Parallelisation • dineR

This vignette covers parallel vs sequential execution in the estimation function.

dineR supports parallel execution of the ADMM optimisation across the regularisation path via the cores argument of the estimation function. By default, the function runs sequentially (cores = 1). Setting cores to a value greater than 1 distributes each lambda value across the specified number of worker processes, which can yield substantial reductions in wall-clock time for medium-to-large problems.

Switching Between Sequential and Parallel Mode

The cores argument is the only change required to move between modes. The value must be a positive integer no greater than parallel::detectCores() - 1.

# Check how many cores are available on your machine
parallel::detectCores()

# Generate data for the examples below
data <- data_generator(n_X = 150, p = 100, seed = 42)
X <- data$X
Y <- data$Y

Sequential (default, cores = 1):

result_seq <- estimation(X, Y, nlambda = 15, cores = 1)
result_seq$elapse  # elapsed time in seconds

Parallel (cores set to the desired number of workers):

result_par <- estimation(X, Y, nlambda = 15, cores = 4)
result_par$elapse  # elapsed time in seconds

Both calls return identical results — cores affects only computation time, not the estimates or any other output field.

Performance Benchmarks

The table below reports wall-clock times and speed-up factors measured on an Apple M-series machine (8 logical cores) using 4 parallel workers. Each scenario uses the default LASSO loss and no tuning.

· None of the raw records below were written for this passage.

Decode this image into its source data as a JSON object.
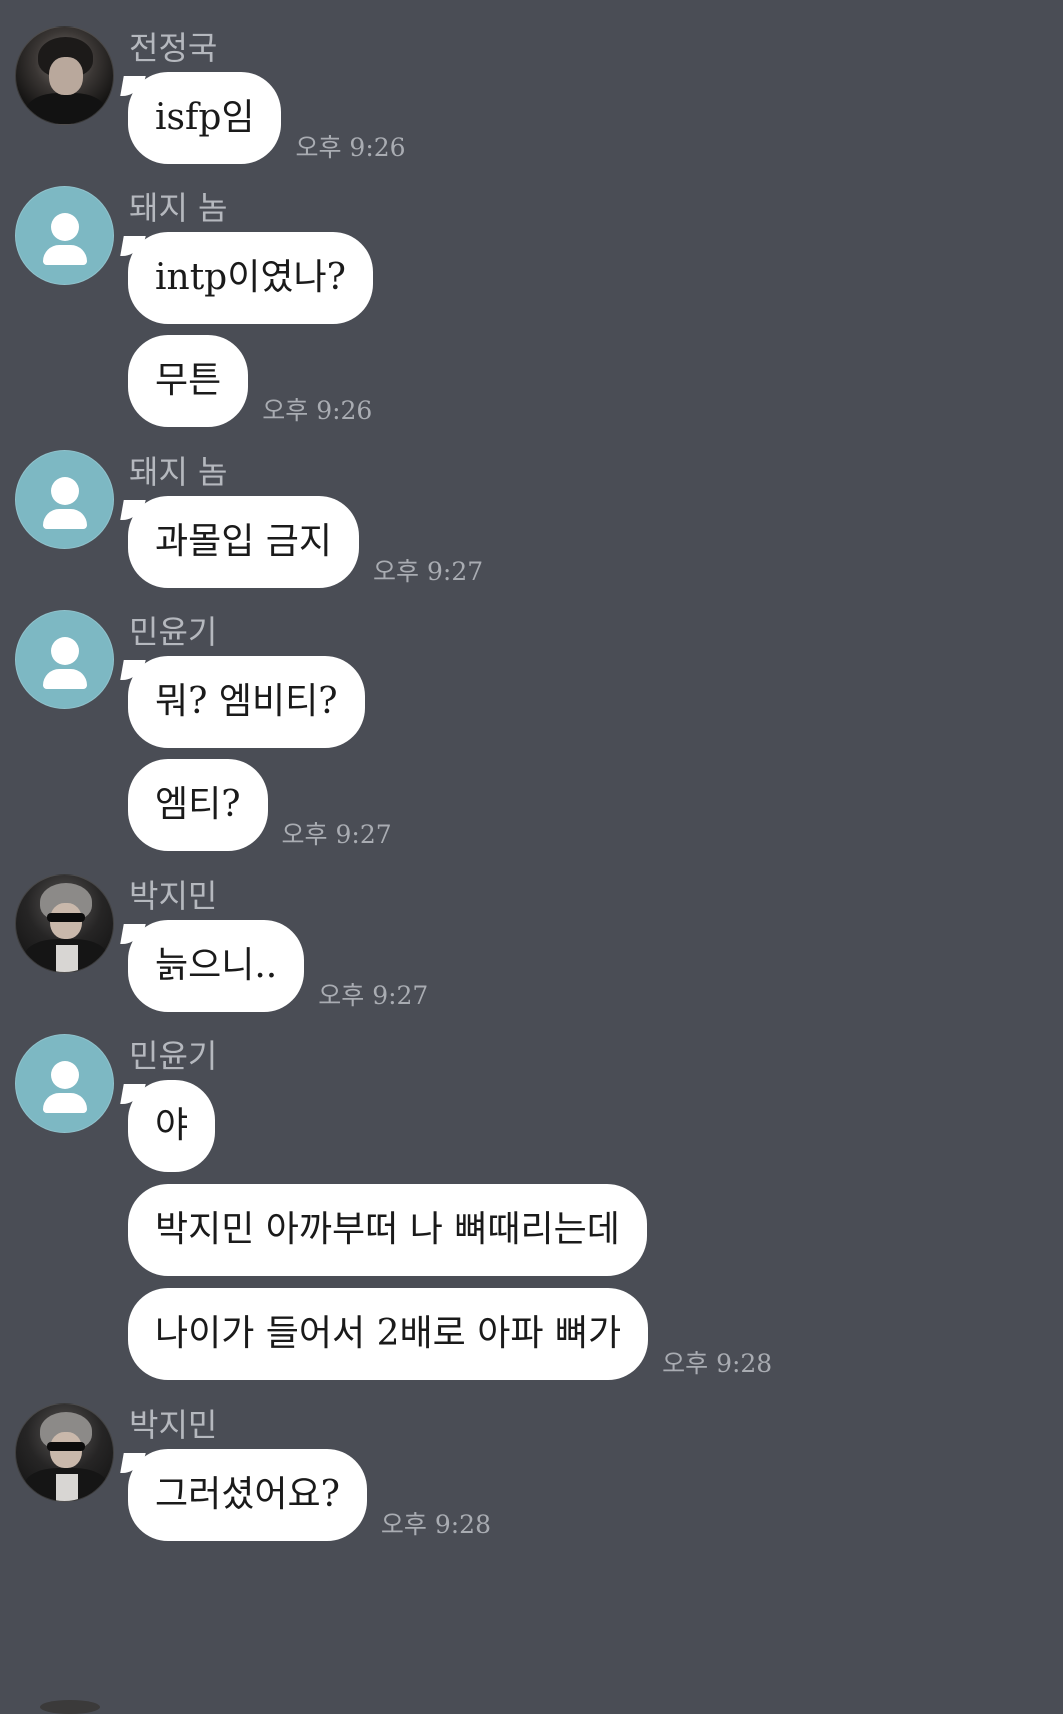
{
  "chat": {
    "groups": [
      {
        "sender": "전정국",
        "avatar": "photo",
        "messages": [
          {
            "text": "isfp임",
            "time": "오후 9:26"
          }
        ]
      },
      {
        "sender": "돼지 놈",
        "avatar": "default",
        "messages": [
          {
            "text": "intp이였나?",
            "time": ""
          },
          {
            "text": "무튼",
            "time": "오후 9:26"
          }
        ]
      },
      {
        "sender": "돼지 놈",
        "avatar": "default",
        "messages": [
          {
            "text": "과몰입 금지",
            "time": "오후 9:27"
          }
        ]
      },
      {
        "sender": "민윤기",
        "avatar": "default",
        "messages": [
          {
            "text": "뭐? 엠비티?",
            "time": ""
          },
          {
            "text": "엠티?",
            "time": "오후 9:27"
          }
        ]
      },
      {
        "sender": "박지민",
        "avatar": "photo2",
        "messages": [
          {
            "text": "늙으니..",
            "time": "오후 9:27"
          }
        ]
      },
      {
        "sender": "민윤기",
        "avatar": "default",
        "messages": [
          {
            "text": "야",
            "time": ""
          },
          {
            "text": "박지민 아까부떠 나 뼈때리는데",
            "time": ""
          },
          {
            "text": "나이가 들어서 2배로 아파 뼈가",
            "time": "오후 9:28"
          }
        ]
      },
      {
        "sender": "박지민",
        "avatar": "photo2",
        "messages": [
          {
            "text": "그러셨어요?",
            "time": "오후 9:28"
          }
        ]
      }
    ]
  },
  "colors": {
    "background": "#4a4d55",
    "bubble": "#ffffff",
    "default_avatar": "#7db8c3",
    "sender_text": "#b5b8be",
    "time_text": "#a9acb2"
  }
}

Scenario	Observations (n)	Dimensions (p)	Lambda values (nlambda)	Sequential	Parallel (4 cores)	Speed-up
Small	100	50	10	0.68 s	0.70 s	1.0×
Medium	150	100	15	3.89 s	1.76 s	2.2×
Large	200	150	20	22.4 s	6.98 s	3.2×
High-dim	100	200	20	17.9 s	5.71 s	3.1×
Many-λ	150	100	30	7.72 s	2.77 s	2.8×

The code used to produce these results is provided below for reproducibility:

library(dineR)

run_bench <- function(label, n_X, p, nlambda, cores_par) {
  data <- data_generator(n_X = n_X, p = p, seed = 42)
  X <- data$X; Y <- data$Y

  r_seq <- estimation(X, Y, nlambda = nlambda, cores = 1)
  r_par <- estimation(X, Y, nlambda = nlambda, cores = cores_par)

  cat(sprintf(
    "[%s] seq: %.3fs | par(%d cores): %.3fs | speed-up: %.2fx\n",
    label, r_seq$elapse, cores_par, r_par$elapse,
    r_seq$elapse / r_par$elapse
  ))
}

run_bench("Small",    n_X = 100, p = 50,  nlambda = 10, cores_par = 4)
run_bench("Medium",   n_X = 150, p = 100, nlambda = 15, cores_par = 4)
run_bench("Large",    n_X = 200, p = 150, nlambda = 20, cores_par = 4)
run_bench("High-dim", n_X = 100, p = 200, nlambda = 20, cores_par = 4)
run_bench("Many-lam", n_X = 150, p = 100, nlambda = 30, cores_par = 4)

Interpreting the Results

Several patterns emerge from the benchmarks:

Small problems (p = 50, nlambda = 10): parallelisation provides no benefit. The overhead of spawning worker processes and distributing work exceeds the per-lambda computation time. Sequential execution is preferred here.
Medium-to-large problems (p ≥ 100 or nlambda ≥ 15): consistent 2–3× speed-ups are observed with 4 cores. Gains are driven by both the dimensionality (p increases the per-lambda solve time) and the number of lambda values (nlambda increases the number of independent tasks that can be distributed).
Speed-up scales with workload: the largest absolute savings occur for high-dimensional or fine-grained regularisation paths, where each lambda solve is computationally expensive.

Choosing the Number of Cores

A practical rule of thumb:

Use cores = 1 when p < 100 and nlambda < 15.
Use cores = min(nlambda, parallel::detectCores() - 1) for larger problems, reserving one core for the main R process.

# Recommended cores selection for larger problems
n_cores <- min(nlambda, parallel::detectCores() - 1)
result <- estimation(X, Y, nlambda = nlambda, cores = n_cores)

Note that estimation will automatically reduce cores to nlambda if more cores are requested than there are lambda values, and will warn accordingly.